L'histoire :
Après avoir travaillé durant 15 ans à Los Angeles chez Mickey Walt, Alex est revenue s’échouer à Bandini, la petite ville de son enfance. Sa maison s’ouvre sur un paysage de cheminées d’usine des plus désespérants. Alex maudit cette ville et ses habitants. Il n’a qu’une hantise : croiser les parents de ses anciens camardes d’école, dont il vient de retrouver le who’s who de 1976. Dès qu’il sort de chez lui, il s’aperçoit qu’il a tout raté : son ami n’est pas poète, son mentor et professeur n’est plus qu’un clochard. Il n’ose même pas aborder la plus jolie fille du lycée, l’ex amour de sa vie. Tout s’acharne à lui remonter ses aigreurs d’enfance.
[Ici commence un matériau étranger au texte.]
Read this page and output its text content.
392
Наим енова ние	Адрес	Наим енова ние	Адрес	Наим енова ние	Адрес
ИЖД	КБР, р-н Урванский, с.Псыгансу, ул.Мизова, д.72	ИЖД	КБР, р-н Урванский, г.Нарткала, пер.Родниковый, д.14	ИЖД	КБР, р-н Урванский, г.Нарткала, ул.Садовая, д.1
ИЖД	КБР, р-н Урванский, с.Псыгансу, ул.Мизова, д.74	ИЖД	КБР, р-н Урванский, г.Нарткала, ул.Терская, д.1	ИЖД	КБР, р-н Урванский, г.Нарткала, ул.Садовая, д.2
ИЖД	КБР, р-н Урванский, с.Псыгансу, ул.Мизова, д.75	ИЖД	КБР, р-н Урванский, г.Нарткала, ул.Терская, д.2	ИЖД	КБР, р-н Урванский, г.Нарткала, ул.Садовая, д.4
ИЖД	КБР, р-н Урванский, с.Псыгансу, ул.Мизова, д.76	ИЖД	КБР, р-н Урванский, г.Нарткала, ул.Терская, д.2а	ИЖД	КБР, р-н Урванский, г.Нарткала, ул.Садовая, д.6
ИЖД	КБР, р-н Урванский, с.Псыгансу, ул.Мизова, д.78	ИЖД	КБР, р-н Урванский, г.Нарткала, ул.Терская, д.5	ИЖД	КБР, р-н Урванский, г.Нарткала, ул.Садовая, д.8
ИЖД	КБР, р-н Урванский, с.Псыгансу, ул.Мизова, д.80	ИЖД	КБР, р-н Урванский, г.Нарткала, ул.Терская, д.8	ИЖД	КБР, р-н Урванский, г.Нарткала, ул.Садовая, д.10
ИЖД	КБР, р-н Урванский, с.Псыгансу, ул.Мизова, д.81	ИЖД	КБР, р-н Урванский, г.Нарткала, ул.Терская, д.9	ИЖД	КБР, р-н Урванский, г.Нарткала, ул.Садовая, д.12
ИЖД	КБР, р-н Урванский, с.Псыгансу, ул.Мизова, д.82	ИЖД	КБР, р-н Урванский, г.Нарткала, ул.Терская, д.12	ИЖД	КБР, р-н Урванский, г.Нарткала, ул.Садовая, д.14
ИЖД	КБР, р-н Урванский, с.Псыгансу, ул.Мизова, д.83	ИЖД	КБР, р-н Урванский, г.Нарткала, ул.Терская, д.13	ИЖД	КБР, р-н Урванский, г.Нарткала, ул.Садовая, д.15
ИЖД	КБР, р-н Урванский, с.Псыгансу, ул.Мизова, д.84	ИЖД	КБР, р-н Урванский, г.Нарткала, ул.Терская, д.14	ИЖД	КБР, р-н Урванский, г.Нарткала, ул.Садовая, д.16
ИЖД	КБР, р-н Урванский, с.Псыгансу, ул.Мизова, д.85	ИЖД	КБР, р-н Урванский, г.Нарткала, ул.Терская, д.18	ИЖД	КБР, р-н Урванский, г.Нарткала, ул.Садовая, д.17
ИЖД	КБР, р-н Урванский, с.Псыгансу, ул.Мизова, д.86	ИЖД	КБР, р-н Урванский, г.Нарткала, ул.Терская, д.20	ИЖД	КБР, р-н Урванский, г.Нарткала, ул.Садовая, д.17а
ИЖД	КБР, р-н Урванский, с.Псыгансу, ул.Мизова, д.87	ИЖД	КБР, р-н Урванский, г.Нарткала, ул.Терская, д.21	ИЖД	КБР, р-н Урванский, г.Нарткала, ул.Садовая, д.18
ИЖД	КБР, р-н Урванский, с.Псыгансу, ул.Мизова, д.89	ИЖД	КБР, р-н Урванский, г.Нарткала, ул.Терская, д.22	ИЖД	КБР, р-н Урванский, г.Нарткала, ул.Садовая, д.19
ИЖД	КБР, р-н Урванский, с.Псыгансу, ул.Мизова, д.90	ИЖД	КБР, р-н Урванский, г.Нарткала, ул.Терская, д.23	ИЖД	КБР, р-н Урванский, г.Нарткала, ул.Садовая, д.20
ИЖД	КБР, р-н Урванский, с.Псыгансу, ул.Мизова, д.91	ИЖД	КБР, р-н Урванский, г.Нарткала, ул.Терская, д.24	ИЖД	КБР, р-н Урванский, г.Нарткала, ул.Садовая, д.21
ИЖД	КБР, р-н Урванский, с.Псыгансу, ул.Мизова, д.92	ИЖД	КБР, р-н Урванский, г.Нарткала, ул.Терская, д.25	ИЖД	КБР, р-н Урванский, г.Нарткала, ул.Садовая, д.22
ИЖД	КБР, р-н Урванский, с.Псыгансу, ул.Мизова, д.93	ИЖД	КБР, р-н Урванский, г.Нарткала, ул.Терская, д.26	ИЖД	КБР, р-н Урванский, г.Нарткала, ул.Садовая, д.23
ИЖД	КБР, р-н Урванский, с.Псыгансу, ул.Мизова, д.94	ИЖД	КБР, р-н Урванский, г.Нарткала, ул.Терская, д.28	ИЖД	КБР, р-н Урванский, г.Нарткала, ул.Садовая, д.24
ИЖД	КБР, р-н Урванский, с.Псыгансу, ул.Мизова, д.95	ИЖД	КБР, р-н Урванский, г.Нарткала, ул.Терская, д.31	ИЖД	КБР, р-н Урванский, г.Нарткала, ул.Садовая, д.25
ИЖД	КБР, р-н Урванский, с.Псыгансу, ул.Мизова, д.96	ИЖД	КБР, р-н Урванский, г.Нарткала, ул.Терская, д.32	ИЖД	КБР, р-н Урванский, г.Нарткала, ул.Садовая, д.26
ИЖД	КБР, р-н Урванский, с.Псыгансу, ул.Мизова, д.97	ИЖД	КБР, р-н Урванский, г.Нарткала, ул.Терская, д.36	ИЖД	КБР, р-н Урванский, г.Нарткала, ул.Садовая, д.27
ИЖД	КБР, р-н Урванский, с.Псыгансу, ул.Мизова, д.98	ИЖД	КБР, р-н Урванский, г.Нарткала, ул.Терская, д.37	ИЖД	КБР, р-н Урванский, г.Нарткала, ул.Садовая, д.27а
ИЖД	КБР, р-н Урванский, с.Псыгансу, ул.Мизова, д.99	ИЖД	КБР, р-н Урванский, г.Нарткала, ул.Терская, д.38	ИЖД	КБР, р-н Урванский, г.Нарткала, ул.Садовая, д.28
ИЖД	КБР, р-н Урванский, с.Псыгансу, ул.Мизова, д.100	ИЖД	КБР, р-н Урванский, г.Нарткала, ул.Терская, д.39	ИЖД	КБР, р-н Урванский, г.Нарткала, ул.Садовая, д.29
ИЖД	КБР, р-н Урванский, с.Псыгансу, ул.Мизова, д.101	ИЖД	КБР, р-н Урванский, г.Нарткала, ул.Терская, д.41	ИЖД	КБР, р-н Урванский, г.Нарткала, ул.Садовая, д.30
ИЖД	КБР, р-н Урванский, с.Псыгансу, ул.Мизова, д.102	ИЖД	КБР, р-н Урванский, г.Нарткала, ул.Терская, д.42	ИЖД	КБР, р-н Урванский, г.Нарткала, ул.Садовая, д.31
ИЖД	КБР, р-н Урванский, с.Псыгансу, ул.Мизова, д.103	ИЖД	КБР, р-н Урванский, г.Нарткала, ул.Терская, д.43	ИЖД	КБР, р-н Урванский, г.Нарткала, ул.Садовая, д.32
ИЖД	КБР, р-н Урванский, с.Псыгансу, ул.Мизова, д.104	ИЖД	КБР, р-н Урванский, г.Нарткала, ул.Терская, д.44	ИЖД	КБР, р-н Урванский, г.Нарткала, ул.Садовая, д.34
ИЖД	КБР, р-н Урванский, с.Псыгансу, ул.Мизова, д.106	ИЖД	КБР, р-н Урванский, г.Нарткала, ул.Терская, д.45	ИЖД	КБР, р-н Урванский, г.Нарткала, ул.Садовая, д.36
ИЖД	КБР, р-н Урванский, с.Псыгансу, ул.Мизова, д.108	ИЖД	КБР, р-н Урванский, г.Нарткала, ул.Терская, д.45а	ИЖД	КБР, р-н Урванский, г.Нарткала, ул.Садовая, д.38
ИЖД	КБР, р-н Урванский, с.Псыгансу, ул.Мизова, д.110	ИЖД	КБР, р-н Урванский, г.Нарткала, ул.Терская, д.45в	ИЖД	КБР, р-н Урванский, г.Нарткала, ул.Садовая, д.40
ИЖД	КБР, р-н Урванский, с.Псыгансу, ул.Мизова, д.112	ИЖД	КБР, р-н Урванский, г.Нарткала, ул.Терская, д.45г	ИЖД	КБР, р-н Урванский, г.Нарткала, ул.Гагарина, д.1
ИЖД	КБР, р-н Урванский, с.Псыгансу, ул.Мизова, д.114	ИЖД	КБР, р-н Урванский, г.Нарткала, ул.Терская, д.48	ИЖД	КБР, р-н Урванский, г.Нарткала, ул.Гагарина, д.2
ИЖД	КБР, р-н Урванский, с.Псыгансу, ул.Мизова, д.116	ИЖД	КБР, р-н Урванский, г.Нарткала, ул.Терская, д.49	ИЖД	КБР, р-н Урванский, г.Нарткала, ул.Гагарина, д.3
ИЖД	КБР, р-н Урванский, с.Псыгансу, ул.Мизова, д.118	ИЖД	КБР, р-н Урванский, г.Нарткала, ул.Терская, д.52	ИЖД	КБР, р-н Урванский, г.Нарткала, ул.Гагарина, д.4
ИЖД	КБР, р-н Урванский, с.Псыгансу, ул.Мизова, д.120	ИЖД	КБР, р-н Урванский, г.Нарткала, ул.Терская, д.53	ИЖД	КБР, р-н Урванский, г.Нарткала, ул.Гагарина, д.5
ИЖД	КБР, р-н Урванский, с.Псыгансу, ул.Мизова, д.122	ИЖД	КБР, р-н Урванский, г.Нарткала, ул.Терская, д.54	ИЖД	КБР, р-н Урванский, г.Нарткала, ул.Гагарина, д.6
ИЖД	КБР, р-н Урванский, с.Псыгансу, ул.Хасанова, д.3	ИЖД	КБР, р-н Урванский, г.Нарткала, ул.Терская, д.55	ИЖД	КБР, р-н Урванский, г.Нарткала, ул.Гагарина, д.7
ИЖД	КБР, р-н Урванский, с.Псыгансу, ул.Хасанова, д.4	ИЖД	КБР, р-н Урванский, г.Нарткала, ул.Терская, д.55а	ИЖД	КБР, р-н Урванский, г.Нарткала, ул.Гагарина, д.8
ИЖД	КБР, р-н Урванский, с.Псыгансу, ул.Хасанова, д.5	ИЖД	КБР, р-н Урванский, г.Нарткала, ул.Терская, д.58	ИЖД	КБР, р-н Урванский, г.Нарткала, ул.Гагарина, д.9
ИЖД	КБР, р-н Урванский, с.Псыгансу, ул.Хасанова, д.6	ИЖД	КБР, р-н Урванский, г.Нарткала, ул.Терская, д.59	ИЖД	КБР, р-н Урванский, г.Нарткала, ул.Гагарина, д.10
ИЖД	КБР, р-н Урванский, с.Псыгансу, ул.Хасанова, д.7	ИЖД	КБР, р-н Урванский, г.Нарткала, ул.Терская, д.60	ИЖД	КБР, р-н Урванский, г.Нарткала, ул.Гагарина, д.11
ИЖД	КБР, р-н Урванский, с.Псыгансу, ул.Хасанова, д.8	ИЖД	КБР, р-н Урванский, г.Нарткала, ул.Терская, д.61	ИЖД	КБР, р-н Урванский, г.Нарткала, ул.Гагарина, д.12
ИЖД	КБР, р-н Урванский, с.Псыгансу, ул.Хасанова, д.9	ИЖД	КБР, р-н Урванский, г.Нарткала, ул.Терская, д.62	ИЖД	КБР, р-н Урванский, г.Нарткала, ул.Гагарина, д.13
Il tolère toutefois Jérôme, un vieux copain d’enfance avec qui il regarde à heure fixe une série Z à la télé. Aujourd’hui, Alex est alcoolique, dépressif, constipé ( ! ), asocial et s’enfonce peu à peu dans un délire de persécution sans fin. Il passe le plus clair de ses journées à remplir des verres et les vider, à dessiner des petits lapins qu’il déchire aussitôt en miette, puis à tout broyer chez lui, tant cette vie solitaire et stérile le dégoûte de, lui-même. Il n’a pas de présent, pas d’avenir et un passé qu’il déteste.
Ce qu'on en pense sur la planète BD :
Cette histoire de Mark Kalesniko, dessinateur indépendant américain, n’a strictement rien à voir avec ses collaborations avec Disney sur le Roi lion ou Mulan. Intelligent, bourré d’émotions, largement autobiographique, son récit s’interroge sur le sens de la vie. A l’aide d’un trait simple et finement ciselé, il découpe en plusieurs chapitres la malédiction d’un artiste et l’angoisse de la page blanche. En ce sens, Alex est l’opposé total du Blankets de Craig Thompson. Lorsque le héros de Blankets, également dessinateur, tombait amoureux de la vie, Alex sombre au fond du trou. En proie avec ses démons (et ils sont nombreux), l’artiste ne voit plus de solution à son art. La représentation canine d’Alex en fait le seul personnage zoomorphique de l’album. Ce biais permet à Kelesniko de singer ce simulacre de vie docile dans laquelle nous nous fondons tous et en même temps, d’atténuer partiellement l’autodestruction à laquelle se livre son héros. Si le personnage est complètement dépressif, le mode narratif est quant à lui plus humoristique. Alex est conscient du ridicule de ses crises et tourne tout à l’ironie. Il balance par la fenêtre pinceaux, tableaux et même un rôti de bœuf, qui atterrit sur la pelouse de sa bienveillante voisine. Cette dernière participera à sa rédemption finale, terrible.